Sky Not Falling on Diamond Sports’ RSN Business


Shortly after fuboTV dropped the 21 (formerly) Fox RSNs and YES Network on New Year’s Day, LightShed Partner's Rich Greenfield wrote that Diamond Sports (an indirect subsidiary of Sinclair Broadcast Group under which the RSNs now reside) was “moving towards bankruptcy.” He cited the acceleration of cord cutting, the lack of carriage on DISH and Sling TV (in addition to fubo) and the “likely drop by Comcast” (in the fall of 2020) as reasons why EBITDA (down from $1.6 billion to $1.1 billion) would continue to “go materially lower over the next 12-18 months.” Greenfield paints a bleak picture, but not everyone is on board with the respected TMT analyst’s forecast.

Howie Long-Short: While it’s indisputable that the cable bundle is eroding, one long-time industry consultant said that he/she doesn’t see “the sky falling” on Diamond Sports' RSN business. The content on the cable sports networks continues to drive consumption to levels that exceed everything else on television (with the exception of the NFL), so the channels still hold “incredible currency” with distributors. In fact, our source was adamant that “unless [a programmer is] in kamikaze mode like Charlie Ergen, there is no video business without the RSNs.” If that’s the case, Diamond Sports will have no problem retaining carriage - and pricing power - for their RSNs through the next negotiating cycle (think: 5-8 years).

The media authority we spoke to was confident in his/her belief that the maturation of the virtual ecosystem (VMVPDs) and “more importantly” the anticipated development of a direct-to-consumer business (along with a smaller MVPD bundle and sports betting) will “in aggregate” eventually off-set any losses associated with the melting bundle. “At the end of the day, people are going to watch [live sports content] and they’re going to pay for it one way or another.” 

DISH Network’s decision not to carry Diamond Sports' RSNs (they were technically dropped while under Disney control) and subsequent claims of improved profitability have negatively impacted the perception of the RSN business (see: Fan below). But the industry expert we spoke to insists one shouldn’t look too deep into DISH’s actions. “This is a classic negotiating ploy.” DISH currently maintains leverage because they still have SBGI’s 200+ broadcast stations under contract and aren’t required to carry the regional sports networks, but when the deal expires that dynamic will change.
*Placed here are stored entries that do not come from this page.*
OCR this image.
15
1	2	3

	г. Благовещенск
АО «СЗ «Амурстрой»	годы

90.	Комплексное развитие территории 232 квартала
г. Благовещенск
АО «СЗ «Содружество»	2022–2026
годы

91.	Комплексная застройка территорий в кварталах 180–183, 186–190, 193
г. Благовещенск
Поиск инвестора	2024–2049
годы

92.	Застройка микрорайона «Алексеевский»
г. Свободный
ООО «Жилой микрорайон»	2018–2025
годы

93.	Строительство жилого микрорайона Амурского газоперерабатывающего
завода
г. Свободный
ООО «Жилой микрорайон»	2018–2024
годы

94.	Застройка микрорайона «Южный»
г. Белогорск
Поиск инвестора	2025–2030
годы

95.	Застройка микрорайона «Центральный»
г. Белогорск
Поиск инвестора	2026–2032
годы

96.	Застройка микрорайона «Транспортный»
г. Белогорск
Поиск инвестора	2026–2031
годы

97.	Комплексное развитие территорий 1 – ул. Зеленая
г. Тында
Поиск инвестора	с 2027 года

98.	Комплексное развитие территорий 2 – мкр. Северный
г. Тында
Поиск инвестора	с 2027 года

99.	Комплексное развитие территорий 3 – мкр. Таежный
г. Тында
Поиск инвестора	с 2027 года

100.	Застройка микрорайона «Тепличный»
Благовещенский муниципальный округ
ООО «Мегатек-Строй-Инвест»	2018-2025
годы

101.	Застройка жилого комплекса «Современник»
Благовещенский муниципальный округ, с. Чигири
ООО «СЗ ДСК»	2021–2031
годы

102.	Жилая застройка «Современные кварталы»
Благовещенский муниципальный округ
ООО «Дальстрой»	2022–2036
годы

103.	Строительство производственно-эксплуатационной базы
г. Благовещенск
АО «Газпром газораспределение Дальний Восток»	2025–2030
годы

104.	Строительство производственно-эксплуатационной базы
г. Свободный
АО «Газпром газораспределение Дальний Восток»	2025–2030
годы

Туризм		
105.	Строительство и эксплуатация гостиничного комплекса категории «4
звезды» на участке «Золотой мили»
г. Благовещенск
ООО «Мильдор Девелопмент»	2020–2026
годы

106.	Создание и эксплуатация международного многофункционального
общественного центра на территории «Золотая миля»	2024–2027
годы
Remember, Sinclair affiliates broadcast local news, they’ll have the ‘20 Olympics and NFL games. “DISH cannot afford to lose those stations, so SBGI will say if you want the retransmission rights [to the 200+ broadcast networks] you’re going to take the RSNs too.”

Our source is also confident that SBGI will get a deal done with Comcast (the existing pact expires in June). Aside from the leverage the local affiliates give SBGI, as long as Comcast remains in the RSN business (think: NBC Sports Regional Networks, SNY) antitrust legislation should help ensure the carriage of Diamond Sports' networks. “Comcast can’t say it is going to [pick up carriage of its own RSNs] and pay themselves, but drop another company’s RSNs.” If they did, a lawsuit would surely follow. A new deal between the two companies would certainly include carriage of Marquee Sports Network - good news for Comcast subscribers in Chicago who could be without Cubs games for the first few months of the upcoming season.

Fan Marino: Greenfield’s bearish take on the RSN business is reflective of how the market currently sees it. While Nexstar Media Group (NXST) shares are +26% over the last six months (closed on Tribune Media in September), Sinclair Broadcast Group (SBGI) has seen its market cap decline -41% (closed on Fox RSNs in August) over that same period. Considering both station operators are navigating the same media landscape (think: advertising and MVPD marketplaces), it’s apparent the street is penalizing SBGI for its heavy local sports presence and long-term rights commitments (the $10B in debt the company took on to buy the RSNs hasn’t helped).